(Ottawa) Voyant son leadership intérimaire critiqué, Andrew Scheer signale qu’il s’accrochera à la barre du navire conservateur pour les trois prochains mois plutôt que de l’abandonner, comme l’a réclamé une influente stratège conservatrice au courant de la fin de semaine.

Mélanie Marquis Mélanie Marquis
La Presse

Le chef par intérim du Parti conservateur, qui cédera les rênes de la formation dans environ trois mois, s’est attiré les foudres de Jenni Byrne, ex-bras droit du premier ministre Stephen Harper, après avoir déclaré sur les ondes de CTV qu’il avait finalement choisi de mettre fin au processus de renonciation à sa citoyenneté américaine – qui lui avait nui pendant la dernière campagne électorale.

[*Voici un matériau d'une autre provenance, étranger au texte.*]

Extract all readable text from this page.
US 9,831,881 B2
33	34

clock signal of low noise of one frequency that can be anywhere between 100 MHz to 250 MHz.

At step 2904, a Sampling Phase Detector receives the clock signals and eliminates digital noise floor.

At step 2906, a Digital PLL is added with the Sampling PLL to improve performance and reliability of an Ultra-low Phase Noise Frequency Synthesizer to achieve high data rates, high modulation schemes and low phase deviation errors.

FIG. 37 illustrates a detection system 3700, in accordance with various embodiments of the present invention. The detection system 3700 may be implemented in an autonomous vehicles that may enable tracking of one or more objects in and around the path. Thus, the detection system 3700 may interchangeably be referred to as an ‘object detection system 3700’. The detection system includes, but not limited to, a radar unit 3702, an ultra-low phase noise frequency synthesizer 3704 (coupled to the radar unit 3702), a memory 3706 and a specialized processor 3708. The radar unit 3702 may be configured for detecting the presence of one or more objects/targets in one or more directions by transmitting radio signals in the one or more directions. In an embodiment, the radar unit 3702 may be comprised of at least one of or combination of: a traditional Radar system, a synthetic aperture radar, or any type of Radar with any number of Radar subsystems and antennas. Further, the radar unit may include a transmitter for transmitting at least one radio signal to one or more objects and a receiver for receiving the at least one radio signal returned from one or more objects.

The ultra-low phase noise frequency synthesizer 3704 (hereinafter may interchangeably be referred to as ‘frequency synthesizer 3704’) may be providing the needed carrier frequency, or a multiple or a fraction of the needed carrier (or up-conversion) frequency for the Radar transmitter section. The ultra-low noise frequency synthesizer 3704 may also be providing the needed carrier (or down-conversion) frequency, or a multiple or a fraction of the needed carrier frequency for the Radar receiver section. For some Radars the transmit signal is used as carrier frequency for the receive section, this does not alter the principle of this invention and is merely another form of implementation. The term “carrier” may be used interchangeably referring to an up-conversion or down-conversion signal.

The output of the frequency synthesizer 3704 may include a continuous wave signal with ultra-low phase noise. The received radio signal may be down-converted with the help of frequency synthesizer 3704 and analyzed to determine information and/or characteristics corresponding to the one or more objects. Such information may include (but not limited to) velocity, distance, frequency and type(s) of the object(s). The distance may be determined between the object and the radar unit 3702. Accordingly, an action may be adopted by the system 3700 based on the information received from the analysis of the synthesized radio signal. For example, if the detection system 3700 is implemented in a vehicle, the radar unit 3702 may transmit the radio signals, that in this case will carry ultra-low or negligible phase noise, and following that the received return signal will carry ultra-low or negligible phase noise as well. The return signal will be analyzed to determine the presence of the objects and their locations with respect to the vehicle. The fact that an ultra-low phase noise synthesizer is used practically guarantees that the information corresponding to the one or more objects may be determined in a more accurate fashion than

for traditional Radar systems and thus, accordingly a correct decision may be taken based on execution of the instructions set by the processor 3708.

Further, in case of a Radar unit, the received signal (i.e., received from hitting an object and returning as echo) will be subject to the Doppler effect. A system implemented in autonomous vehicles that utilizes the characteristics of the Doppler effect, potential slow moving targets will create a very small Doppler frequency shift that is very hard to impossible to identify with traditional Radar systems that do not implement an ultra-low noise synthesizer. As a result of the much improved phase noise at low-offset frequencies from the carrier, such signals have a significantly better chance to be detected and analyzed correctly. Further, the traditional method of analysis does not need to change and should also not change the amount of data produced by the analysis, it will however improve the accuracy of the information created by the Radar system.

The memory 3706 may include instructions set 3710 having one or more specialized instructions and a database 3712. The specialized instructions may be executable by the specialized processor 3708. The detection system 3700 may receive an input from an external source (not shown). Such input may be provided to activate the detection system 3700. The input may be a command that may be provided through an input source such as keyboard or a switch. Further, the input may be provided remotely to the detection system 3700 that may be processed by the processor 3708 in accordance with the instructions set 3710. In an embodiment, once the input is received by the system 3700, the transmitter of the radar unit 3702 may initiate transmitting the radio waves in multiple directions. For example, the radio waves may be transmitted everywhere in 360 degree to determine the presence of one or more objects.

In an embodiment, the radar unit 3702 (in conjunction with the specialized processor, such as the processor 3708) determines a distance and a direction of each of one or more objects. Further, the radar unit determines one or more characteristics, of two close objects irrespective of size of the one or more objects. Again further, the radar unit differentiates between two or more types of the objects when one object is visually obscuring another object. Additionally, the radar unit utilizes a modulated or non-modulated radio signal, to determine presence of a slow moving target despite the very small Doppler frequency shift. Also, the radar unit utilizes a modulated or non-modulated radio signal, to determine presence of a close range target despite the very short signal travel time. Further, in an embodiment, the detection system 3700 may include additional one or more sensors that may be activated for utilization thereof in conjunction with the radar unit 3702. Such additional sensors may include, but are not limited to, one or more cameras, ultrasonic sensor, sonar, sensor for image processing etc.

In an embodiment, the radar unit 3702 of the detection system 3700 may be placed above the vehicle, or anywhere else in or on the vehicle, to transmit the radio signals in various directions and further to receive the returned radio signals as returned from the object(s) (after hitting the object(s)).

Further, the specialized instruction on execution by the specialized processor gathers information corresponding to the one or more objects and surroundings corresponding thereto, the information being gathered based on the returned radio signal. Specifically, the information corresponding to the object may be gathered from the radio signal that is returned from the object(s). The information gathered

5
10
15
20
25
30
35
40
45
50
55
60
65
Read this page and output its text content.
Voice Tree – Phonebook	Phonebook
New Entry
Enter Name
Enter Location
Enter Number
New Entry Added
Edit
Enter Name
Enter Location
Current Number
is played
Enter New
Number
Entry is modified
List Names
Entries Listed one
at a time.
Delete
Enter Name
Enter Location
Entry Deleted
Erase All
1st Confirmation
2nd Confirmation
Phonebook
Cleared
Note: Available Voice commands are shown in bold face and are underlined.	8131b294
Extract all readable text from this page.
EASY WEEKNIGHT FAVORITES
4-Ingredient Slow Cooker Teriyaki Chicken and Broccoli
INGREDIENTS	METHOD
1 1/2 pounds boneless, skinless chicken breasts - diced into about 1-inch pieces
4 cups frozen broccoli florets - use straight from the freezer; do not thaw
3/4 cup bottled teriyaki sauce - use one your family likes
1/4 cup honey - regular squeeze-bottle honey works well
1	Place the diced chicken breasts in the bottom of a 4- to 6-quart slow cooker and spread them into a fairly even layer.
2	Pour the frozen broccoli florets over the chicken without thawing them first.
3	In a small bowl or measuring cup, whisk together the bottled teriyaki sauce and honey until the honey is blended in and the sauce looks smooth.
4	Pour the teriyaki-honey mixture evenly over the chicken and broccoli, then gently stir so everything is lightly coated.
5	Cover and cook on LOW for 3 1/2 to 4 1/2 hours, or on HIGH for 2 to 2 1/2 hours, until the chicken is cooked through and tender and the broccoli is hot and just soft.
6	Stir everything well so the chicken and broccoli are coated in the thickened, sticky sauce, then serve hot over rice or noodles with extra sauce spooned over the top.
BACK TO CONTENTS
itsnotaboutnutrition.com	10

« Les membres du caucus conservateur doivent faire maintenant ce qu’ils n’ont pas fait en décembre [lors du vote sur les suites du leadership après la démission d’Andrew Scheer], et mettre en place un leader intérimaire pour trois mois », a-t-elle écrit sur Twitter dimanche, avec un lien menant vers l’entrevue qu’a accordée Andrew Scheer à l’émission Question Period, et dans laquelle il laisse tomber qu’il a abandonné le projet de dire non à sa citoyenneté américaine.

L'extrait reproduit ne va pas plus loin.